Parlerei di “strategia di strategie”, cioè di modalità formative diverse. Non possiamo pensare di puntare le nostre carte su un solo strumento, ma dobbiamo garantire un pluralismo metodologico proprio per aderire il più possibile alle caratteristiche delle realtà che vogliamo affrontare. Il nuovo programma di ECM insieme alla formazione residenziale prevede e-learning, formazione sul campo e altre forme di aggiornamento. Inoltre, sono stati previsti dei criteri per quantificare le varie modalità, come componenti di una “strategia di strategie”. Tutte sono comprese e tutte usabili: la formazione non è riducibile a un solo metodo. Magari fosse così semplice, ma in realtà non è così!

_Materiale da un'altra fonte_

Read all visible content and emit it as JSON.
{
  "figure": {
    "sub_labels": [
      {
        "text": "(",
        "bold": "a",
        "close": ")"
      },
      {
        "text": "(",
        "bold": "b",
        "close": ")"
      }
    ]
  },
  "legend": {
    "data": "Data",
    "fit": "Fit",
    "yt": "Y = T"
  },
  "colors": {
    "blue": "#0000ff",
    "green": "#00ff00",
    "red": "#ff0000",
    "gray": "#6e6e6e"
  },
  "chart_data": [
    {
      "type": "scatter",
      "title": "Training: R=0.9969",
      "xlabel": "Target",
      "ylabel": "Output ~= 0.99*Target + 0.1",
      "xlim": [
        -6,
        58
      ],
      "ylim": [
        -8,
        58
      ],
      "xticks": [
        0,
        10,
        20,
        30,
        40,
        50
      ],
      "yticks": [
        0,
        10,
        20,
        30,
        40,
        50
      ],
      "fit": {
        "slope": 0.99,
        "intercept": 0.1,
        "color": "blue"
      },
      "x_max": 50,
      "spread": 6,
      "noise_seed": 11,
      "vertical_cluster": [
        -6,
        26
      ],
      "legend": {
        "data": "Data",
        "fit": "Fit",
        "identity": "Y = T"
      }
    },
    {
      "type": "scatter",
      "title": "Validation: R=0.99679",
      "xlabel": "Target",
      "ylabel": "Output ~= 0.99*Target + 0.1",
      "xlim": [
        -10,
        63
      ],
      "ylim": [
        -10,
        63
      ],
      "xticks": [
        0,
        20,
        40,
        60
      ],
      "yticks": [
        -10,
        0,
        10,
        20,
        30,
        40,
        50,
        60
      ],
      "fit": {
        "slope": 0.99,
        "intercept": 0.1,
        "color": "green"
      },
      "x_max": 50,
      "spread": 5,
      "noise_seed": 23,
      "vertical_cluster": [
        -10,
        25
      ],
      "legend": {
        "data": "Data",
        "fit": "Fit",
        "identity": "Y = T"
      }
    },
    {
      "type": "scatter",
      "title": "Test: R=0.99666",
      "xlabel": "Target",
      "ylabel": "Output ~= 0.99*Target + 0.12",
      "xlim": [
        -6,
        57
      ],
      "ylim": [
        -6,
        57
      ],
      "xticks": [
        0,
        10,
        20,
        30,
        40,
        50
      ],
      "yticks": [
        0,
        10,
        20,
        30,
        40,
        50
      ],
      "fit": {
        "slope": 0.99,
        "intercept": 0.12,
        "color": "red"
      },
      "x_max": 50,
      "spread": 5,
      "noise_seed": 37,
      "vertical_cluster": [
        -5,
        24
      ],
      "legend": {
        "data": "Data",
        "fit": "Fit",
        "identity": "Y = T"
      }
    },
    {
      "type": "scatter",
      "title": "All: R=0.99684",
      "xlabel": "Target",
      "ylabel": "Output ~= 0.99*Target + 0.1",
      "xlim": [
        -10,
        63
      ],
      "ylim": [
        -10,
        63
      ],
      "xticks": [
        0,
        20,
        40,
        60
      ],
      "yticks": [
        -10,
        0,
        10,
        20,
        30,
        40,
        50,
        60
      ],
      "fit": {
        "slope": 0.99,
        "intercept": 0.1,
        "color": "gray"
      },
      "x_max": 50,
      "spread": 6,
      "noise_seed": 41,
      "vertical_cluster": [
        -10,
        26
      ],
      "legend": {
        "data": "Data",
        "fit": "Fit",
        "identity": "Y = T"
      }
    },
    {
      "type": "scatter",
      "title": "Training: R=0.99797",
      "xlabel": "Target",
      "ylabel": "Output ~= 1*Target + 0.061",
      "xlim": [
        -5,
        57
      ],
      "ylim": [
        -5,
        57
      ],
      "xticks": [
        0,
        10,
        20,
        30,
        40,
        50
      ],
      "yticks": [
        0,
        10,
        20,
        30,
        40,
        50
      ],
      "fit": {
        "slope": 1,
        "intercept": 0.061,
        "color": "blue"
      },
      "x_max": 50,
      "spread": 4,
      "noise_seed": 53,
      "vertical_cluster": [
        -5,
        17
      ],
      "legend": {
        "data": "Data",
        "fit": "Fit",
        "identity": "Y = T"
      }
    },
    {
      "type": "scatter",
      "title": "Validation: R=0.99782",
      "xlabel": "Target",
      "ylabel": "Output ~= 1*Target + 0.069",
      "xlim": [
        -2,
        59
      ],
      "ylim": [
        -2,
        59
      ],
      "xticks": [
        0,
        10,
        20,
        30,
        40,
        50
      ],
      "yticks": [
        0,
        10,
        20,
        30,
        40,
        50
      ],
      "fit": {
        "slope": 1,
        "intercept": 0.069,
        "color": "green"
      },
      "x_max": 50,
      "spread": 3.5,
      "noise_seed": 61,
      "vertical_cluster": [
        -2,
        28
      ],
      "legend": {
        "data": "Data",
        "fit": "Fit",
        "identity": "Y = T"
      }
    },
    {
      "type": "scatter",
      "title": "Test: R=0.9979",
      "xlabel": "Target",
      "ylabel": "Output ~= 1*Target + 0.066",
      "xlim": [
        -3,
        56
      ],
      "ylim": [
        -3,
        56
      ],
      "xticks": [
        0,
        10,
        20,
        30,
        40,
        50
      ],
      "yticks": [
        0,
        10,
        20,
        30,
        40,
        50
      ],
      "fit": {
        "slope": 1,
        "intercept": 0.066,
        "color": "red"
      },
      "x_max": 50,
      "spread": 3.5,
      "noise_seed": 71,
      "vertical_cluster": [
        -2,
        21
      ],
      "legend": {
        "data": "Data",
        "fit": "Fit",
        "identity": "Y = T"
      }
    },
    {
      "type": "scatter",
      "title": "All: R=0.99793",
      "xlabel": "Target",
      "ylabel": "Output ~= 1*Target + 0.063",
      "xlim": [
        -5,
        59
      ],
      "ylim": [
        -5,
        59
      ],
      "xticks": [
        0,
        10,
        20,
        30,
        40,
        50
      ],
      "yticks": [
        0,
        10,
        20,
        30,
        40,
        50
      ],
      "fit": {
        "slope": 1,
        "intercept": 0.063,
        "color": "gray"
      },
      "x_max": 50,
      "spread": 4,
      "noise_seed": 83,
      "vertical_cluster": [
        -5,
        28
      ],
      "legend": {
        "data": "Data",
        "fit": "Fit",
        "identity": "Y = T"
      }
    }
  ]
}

Per concludere, un suo commento sul lavoro del gruppo paritetico Stato-Regioni sulla ECM.
Il riordino del sistema è frutto di un lungo e faticoso lavoro, dove difficoltà ed ostacoli non sono certamente mancati. Ma non è stato un lavoro condotto a porte chiuse: abbiamo costantemente coinvolto gli ordini e le varie categorie, abbiamo avuto diversi passaggi di confronto anche con le Regioni. Credo che il Programma di ECM 2007-2010 risponda ai bisogni di tutte le categorie professionali in ambito sanitario, e che il il sistema avrà un buon consenso.